Ms. Webster, who is to outline the results of the study at the conference, spoke about the findings in a telephone interview last week.

"The reason advertisers are turning to this medium is because it's different from the others," Ms. Webster said, citing "the involvement consumers have with the Internet" and "the ability to have two-way communications."

The number of association members advertising online in 1999 rose to 64 percent, the study reported, from 61 percent in the study covering the year 1998. At the same time, spending levels increased much more significantly, almost tripling to $1.94 million, as the number of sites built per company rose 41.9 percent, to an average of 6.1 from an average of 4.3.
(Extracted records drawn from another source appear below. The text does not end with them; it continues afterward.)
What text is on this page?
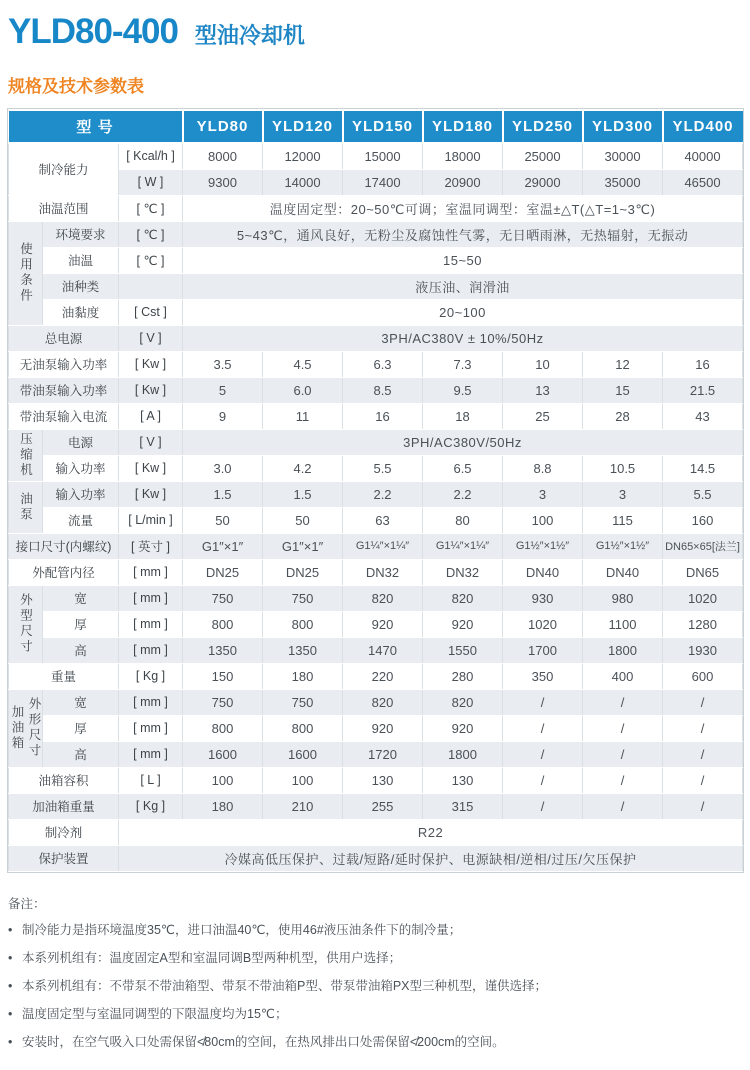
YLD80-400 型油冷却机
规格及技术参数表
型 号			YLD80	YLD120	YLD150	YLD180	YLD250	YLD300	YLD400
制冷能力		[ Kcal/h ]	8000	12000	15000	18000	25000	30000	40000
		[ W ]	9300	14000	17400	20900	29000	35000	46500
油温范围		[ ℃ ]	温度固定型：20~50℃可调；室温同调型：室温±△T(△T=1~3℃)						

使用条件	环境要求	[ ℃ ]	5~43℃，通风良好，无粉尘及腐蚀性气雾，无日晒雨淋，无热辐射，无振动						
	油温	[ ℃ ]	15~50						
	油种类		液压油、润滑油						
	油黏度	[ Cst ]	20~100						
总电源		[ V ]	3PH/AC380V ± 10%/50Hz						
无油泵输入功率		[ Kw ]	3.5	4.5	6.3	7.3	10	12	16
带油泵输入功率		[ Kw ]	5	6.0	8.5	9.5	13	15	21.5
带油泵输入电流		[ A ]	9	11	16	18	25	28	43

压缩机	电源	[ V ]	3PH/AC380V/50Hz						
	输入功率	[ Kw ]	3.0	4.2	5.5	6.5	8.8	10.5	14.5

油泵	输入功率	[ Kw ]	1.5	1.5	2.2	2.2	3	3	5.5
	流量	[ L/min ]	50	50	63	80	100	115	160
接口尺寸(内螺纹)		[ 英寸 ]	G1″×1″	G1″×1″	G1¼″×1¼″	G1¼″×1¼″	G1½″×1½″	G1½″×1½″	DN65×65[法兰]
外配管内径		[ mm ]	DN25	DN25	DN32	DN32	DN40	DN40	DN65

外型尺寸	宽	[ mm ]	750	750	820	820	930	980	1020
	厚	[ mm ]	800	800	920	920	1020	1100	1280
	高	[ mm ]	1350	1350	1470	1550	1700	1800	1930
重量		[ Kg ]	150	180	220	280	350	400	600

加油箱 外形尺寸	宽	[ mm ]	750	750	820	820	/	/	/
	厚	[ mm ]	800	800	920	920	/	/	/
	高	[ mm ]	1600	1600	1720	1800	/	/	/
油箱容积		[ L ]	100	100	130	130	/	/	/
加油箱重量		[ Kg ]	180	210	255	315	/	/	/
制冷剂		R22							
保护装置		冷媒高低压保护、过载/短路/延时保护、电源缺相/逆相/过压/欠压保护							
备注：
• 制冷能力是指环境温度35℃，进口油温40℃，使用46#液压油条件下的制冷量；
• 本系列机组有：温度固定A型和室温同调B型两种机型，供用户选择；
• 本系列机组有：不带泵不带油箱型、带泵不带油箱P型、带泵带油箱PX型三种机型，谨供选择；
• 温度固定型与室温同调型的下限温度均为15℃；
• 安装时，在空气吸入口处需保留≮80cm的空间，在热风排出口处需保留≮200cm的空间。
One finding that Ms. Webster said she found surprising, labeling it an "aha," was a shift in the rankings of responses on corporate objectives for building Web sites.

Though the primary reasons for companies to spend on Web sites remained providing product and service information (No. 1) and increasing brand and corporate awareness (No. 2), those reasons declined in importance by large percentages. Two other reasons climbed up that chart, also by large percentages: using the Internet to develop and improve brand loyalty and providing customer service.

"That shows an increased appreciation in the value of a long-term customer," Ms. Webster said, adding that customers can be wooed through means like sponsored e-mail, co-marketing alliances and other communications methods.

There was another finding in the study that Ms. Webster called "an 'aha,' but not a particularly good 'aha' ": though most respondents said they expected to spend more on Internet marketing in 2000, they were troubled by several new problems related to online pitching.

One such difficulty, according to the study, was a belief that the formats of online ads like banners do not provide enough impact. Another qualm centered on what the respondents considered to be the low "click-through" rates for most online ads.

"This is troubling," Ms. Webster said. "It's something agencies need to work on."

The study was mailed to association members in January and February with final responses -- 208 surveys from 114 companies -- returned in March.

The fact that the respondents to the study "are more traditional advertisers rather than dot-coms" should not significantly change the findings, Ms. Webster said, in that it is predominantly dot-coms that have been suffering in the wake of financial and stock market gyrations since March.

"If the bottom lines" of the bricks-and-mortar marketers "are still healthy, which they are," she added, "I see no reasons why the spending trends should slow."